In patients with so-called high dysphagia, patients complain of difficulty swallowing and swallowing. Despite many attempts, food remains "stuck" in the mouth or throat. There may be associated signs such as nasal regurgitation, coughing or hypersalivation, with the patient sometimes having trouble swallowing saliva.
The doctor then carries out a clinical examination (the bottom of the throat, nose, ears, palpation of the neck in search of a possible big ganglion ...). He verifies how this swallowing disorder occurred, on what occasion, how long ... and asks for possible further examinations.
In addition to the attending physician, you can go see a specialist: an ENT doctor. He will be able to examine the back of the throat and the pharynx.

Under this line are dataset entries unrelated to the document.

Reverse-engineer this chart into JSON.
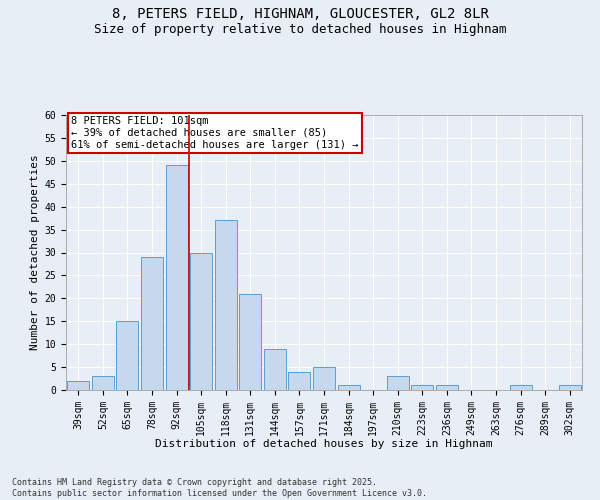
{
  "title_line1": "8, PETERS FIELD, HIGHNAM, GLOUCESTER, GL2 8LR",
  "title_line2": "Size of property relative to detached houses in Highnam",
  "xlabel": "Distribution of detached houses by size in Highnam",
  "ylabel": "Number of detached properties",
  "bar_color": "#c5d8ed",
  "bar_edge_color": "#5a9fd4",
  "background_color": "#e8eef5",
  "grid_color": "#ffffff",
  "categories": [
    "39sqm",
    "52sqm",
    "65sqm",
    "78sqm",
    "92sqm",
    "105sqm",
    "118sqm",
    "131sqm",
    "144sqm",
    "157sqm",
    "171sqm",
    "184sqm",
    "197sqm",
    "210sqm",
    "223sqm",
    "236sqm",
    "249sqm",
    "263sqm",
    "276sqm",
    "289sqm",
    "302sqm"
  ],
  "values": [
    2,
    3,
    15,
    29,
    49,
    30,
    37,
    21,
    9,
    4,
    5,
    1,
    0,
    3,
    1,
    1,
    0,
    0,
    1,
    0,
    1
  ],
  "ylim": [
    0,
    60
  ],
  "yticks": [
    0,
    5,
    10,
    15,
    20,
    25,
    30,
    35,
    40,
    45,
    50,
    55,
    60
  ],
  "vline_x": 4.5,
  "vline_color": "#cc0000",
  "annotation_text": "8 PETERS FIELD: 101sqm\n← 39% of detached houses are smaller (85)\n61% of semi-detached houses are larger (131) →",
  "annotation_box_color": "#ffffff",
  "annotation_box_edge": "#cc0000",
  "footer_text": "Contains HM Land Registry data © Crown copyright and database right 2025.\nContains public sector information licensed under the Open Government Licence v3.0.",
  "title_fontsize": 10,
  "subtitle_fontsize": 9,
  "axis_label_fontsize": 8,
  "tick_fontsize": 7,
  "annotation_fontsize": 7.5,
  "footer_fontsize": 6
}
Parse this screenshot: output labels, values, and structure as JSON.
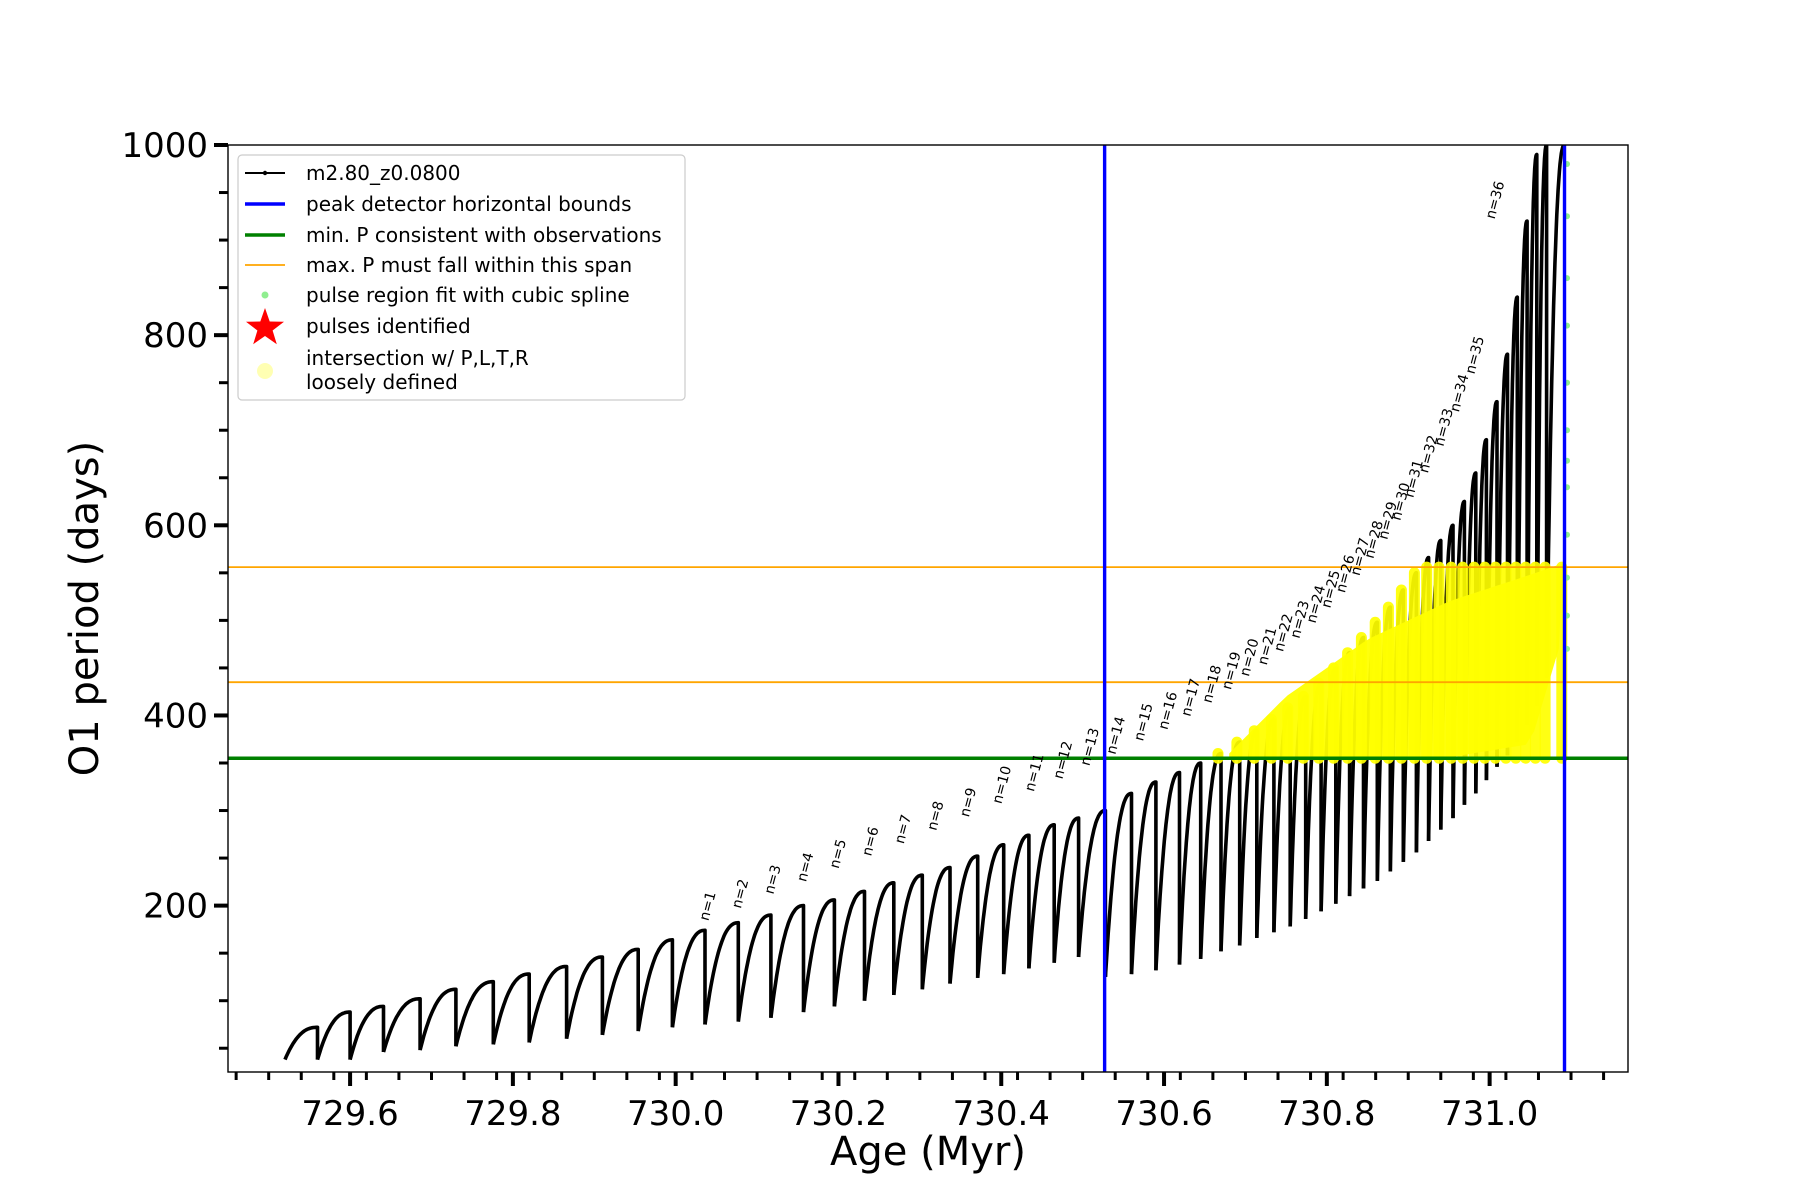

Depending on the cause of the dysphagia, other symptoms may be associated.
In case of low dysphagia, the patient perceives a blockage of food behind the sternum (more often for solid or pasty foods), followed by either the sensation of passage, facilitated or not by the ingestion of water, or a episode of vomiting that will relieve the patient.
Sometimes, the episode of blockage is total (it is called aphagia) and requires an emergency consultation. These symptoms are often associated with other symptoms, such as regurgitation or oesophageal burns. Sometimes the sensation of blockage or difficulty of passage of food is felt rather in the throat or neck. Finally, the patient may feel chest pain.
The impact on weight is very variable depending on the case, but rapid weight loss in a few months is not exceptional. Any symptom of this type must lead to consulting your doctor, or a gastroenterologist.